Exergue n° 181

 

 

 

 

Chaque fois que quelqu’un dit « nous » – et qui donc peut dire « nous », sinon quelqu’un, un seul ? qui peut le dire sinon je ou tu ? – chaque fois, donc, il formule une requête d’identification. Pour cette requête, il propose ou suggère des traits, des indices, des linéaments dont pourtant il ne peut assurer la position immédiate et en quelque sorte tangible que le je, au contraire, assure.

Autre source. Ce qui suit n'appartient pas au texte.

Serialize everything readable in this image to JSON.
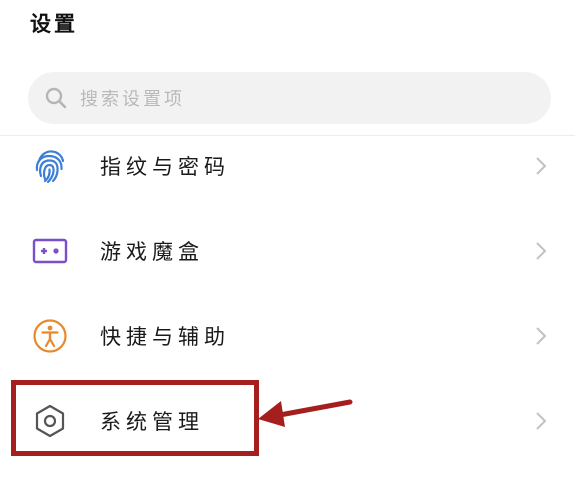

Je se distingue sans reste comme tout autre. Nous élève la même prétention, mais avec le caractère explicite de la sollicitation, de la demande, du désir ou de la volonté de la distinction. Nous doit construire son altérité, et celle-ci n’est jamais tout-autre que de manière tendancielle. C’est pourquoi nous accompagnons « nous » des éléments de sa requête : « nous les Français », « nous dans ma famille », « nous les photographes ». La requête ainsi formulée avoue du même coup sa fragilité ou sa difficulté. En effet, qui sont les « Français », qui « ma famille », qui « les photographes » ?… Dans chaque cas, il faudra ou bien construire un concept, ou bien se rabattre sur une identification formelle et extrinsèque (carte d’identité, registre d’état-civil, licence professionnelle).

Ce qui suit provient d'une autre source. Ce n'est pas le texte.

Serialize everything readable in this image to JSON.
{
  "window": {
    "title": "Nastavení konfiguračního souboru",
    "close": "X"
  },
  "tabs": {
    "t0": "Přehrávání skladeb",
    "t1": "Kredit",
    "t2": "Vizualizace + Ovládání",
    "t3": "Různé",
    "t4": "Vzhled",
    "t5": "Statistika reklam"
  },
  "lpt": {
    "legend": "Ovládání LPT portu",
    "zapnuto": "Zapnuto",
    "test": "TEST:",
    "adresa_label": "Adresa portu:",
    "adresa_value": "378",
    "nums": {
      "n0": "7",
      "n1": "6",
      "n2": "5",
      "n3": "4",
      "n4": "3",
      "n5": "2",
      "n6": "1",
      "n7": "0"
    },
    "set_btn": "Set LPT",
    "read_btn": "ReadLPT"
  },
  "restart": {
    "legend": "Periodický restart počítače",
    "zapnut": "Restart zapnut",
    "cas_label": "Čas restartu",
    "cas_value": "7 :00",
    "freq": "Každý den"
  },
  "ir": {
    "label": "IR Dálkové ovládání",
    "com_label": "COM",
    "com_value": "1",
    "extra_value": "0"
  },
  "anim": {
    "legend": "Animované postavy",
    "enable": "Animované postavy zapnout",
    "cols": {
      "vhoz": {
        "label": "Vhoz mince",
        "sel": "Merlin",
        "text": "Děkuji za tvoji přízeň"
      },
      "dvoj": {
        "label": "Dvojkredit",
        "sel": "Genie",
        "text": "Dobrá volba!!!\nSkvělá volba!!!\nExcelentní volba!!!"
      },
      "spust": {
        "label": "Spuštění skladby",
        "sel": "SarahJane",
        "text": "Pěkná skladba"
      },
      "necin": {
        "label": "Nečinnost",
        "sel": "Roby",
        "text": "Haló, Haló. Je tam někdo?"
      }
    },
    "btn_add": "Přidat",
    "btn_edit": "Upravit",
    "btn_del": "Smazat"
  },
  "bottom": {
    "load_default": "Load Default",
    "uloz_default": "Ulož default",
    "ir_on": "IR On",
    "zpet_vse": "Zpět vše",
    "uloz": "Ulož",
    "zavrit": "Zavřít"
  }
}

Jean-Luc Nancy, « Nous autres », Po&sie, 111, 2005, p. 3-9.

 
 

 

Brice Tabeling

06/07/2019

 

« [E]t qui donc peut dire « nous », sinon quelqu’un, un seul ? ». Dans cette question se loge toute la difficulté du nous. Le problème n’est cependant pas l’apparente contradiction logique de cette formulation qui révélerait en tout « nous » une imposture ou une fiction qu’il suffirait – la belle affaire ! – de dénoncer comme telle. Non, la difficulté du nous que cette question met au jour est qu’en tout nous, il y a un trajet et que ce trajet prend la forme d’une discussion, d’un débat et donc d’un différend.

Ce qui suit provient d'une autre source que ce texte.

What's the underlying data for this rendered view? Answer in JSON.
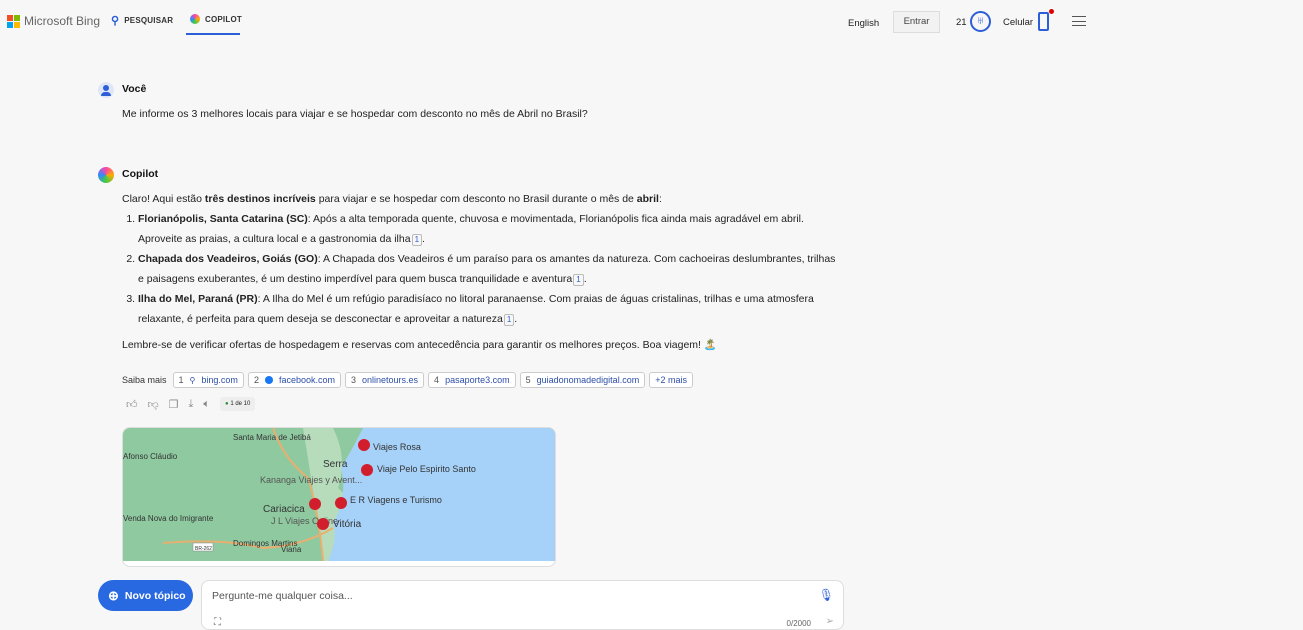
{
  "header": {
    "brand": "Microsoft Bing",
    "nav": [
      {
        "label": "PESQUISAR"
      },
      {
        "label": "COPILOT"
      }
    ],
    "language": "English",
    "signin": "Entrar",
    "rewards_count": "21",
    "mobile": "Celular"
  },
  "user_msg": {
    "author": "Você",
    "text": "Me informe os 3 melhores locais para viajar e se hospedar com desconto no mês de Abril no Brasil?"
  },
  "bot_msg": {
    "author": "Copilot",
    "intro_a": "Claro! Aqui estão ",
    "intro_b": "três destinos incríveis",
    "intro_c": " para viajar e se hospedar com desconto no Brasil durante o mês de ",
    "intro_d": "abril",
    "intro_e": ":",
    "items": [
      {
        "title": "Florianópolis, Santa Catarina (SC)",
        "text": ": Após a alta temporada quente, chuvosa e movimentada, Florianópolis fica ainda mais agradável em abril. Aproveite as praias, a cultura local e a gastronomia da ilha",
        "cite": "1"
      },
      {
        "title": "Chapada dos Veadeiros, Goiás (GO)",
        "text": ": A Chapada dos Veadeiros é um paraíso para os amantes da natureza. Com cachoeiras deslumbrantes, trilhas e paisagens exuberantes, é um destino imperdível para quem busca tranquilidade e aventura",
        "cite": "1"
      },
      {
        "title": "Ilha do Mel, Paraná (PR)",
        "text": ": A Ilha do Mel é um refúgio paradisíaco no litoral paranaense. Com praias de águas cristalinas, trilhas e uma atmosfera relaxante, é perfeita para quem deseja se desconectar e aproveitar a natureza",
        "cite": "1"
      }
    ],
    "closing": "Lembre-se de verificar ofertas de hospedagem e reservas com antecedência para garantir os melhores preços. Boa viagem! 🏝️",
    "learn_more": "Saiba mais",
    "sources": [
      {
        "n": "1",
        "site": "bing.com"
      },
      {
        "n": "2",
        "site": "facebook.com"
      },
      {
        "n": "3",
        "site": "onlinetours.es"
      },
      {
        "n": "4",
        "site": "pasaporte3.com"
      },
      {
        "n": "5",
        "site": "guiadonomadedigital.com"
      }
    ],
    "more": "+2 mais",
    "page": "1 de 10"
  },
  "map": {
    "places": [
      "Santa Maria de Jetibá",
      "Afonso Cláudio",
      "Serra",
      "Cariacica",
      "Vitória",
      "Venda Nova do Imigrante",
      "Domingos Martins",
      "Viana",
      "BR-262"
    ],
    "pins": [
      "Viajes Rosa",
      "Viaje Pelo Espirito Santo",
      "Kananga Viajes y Avent...",
      "E R Viagens e Turismo",
      "J L Viajes Online"
    ]
  },
  "composer": {
    "new_topic": "Novo tópico",
    "placeholder": "Pergunte-me qualquer coisa...",
    "counter": "0/2000"
  }
}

Car le « nous » ouvre une scène d’adresse portée par le désir d’un seul (qui est le je, tout je, qui dit  « nous », c'est-à-dire aussi le tu) : c’est une « demande », une « sollicitation ». Chaque sujet qui le prononce se projette (se jette, se risque) au-devant des autres et les invite à une construction. Or cette construction, où s’effectuera-t-elle sinon sur cette scène d’adresse que le « nous » vient juste d’ouvrir ? Où le nous discutera-t-il de ce qu’il est – concept ou identification – sinon dans l’espace même où il vient de demander aux autres de le rejoindre, un espace fait d’interpellations réciproques, de demandes et donc d’acceptations et de fins de non-recevoir ? C’est toute l’incroyable fragilité du nous qu’il ne puisse se construire qu’à travers une continuité de requêtes, de demandes, de sollicitations concernant sa propre existence. Et l’incroyable audace de celui qui dit « nous » est qu’il se risque sur une telle scène où, à tout moment, est examiné le renvoi potentiel à sa propre solitude.

En ce sens, en chaque « nous », dès que la première personne du singulier ose le pluriel, se jouent à la fois l’espoir fou et le risque extraordinaire d’un passage – d’une transition – ne cessant de confier au désaccord collectif les conditions mêmes de son avenir.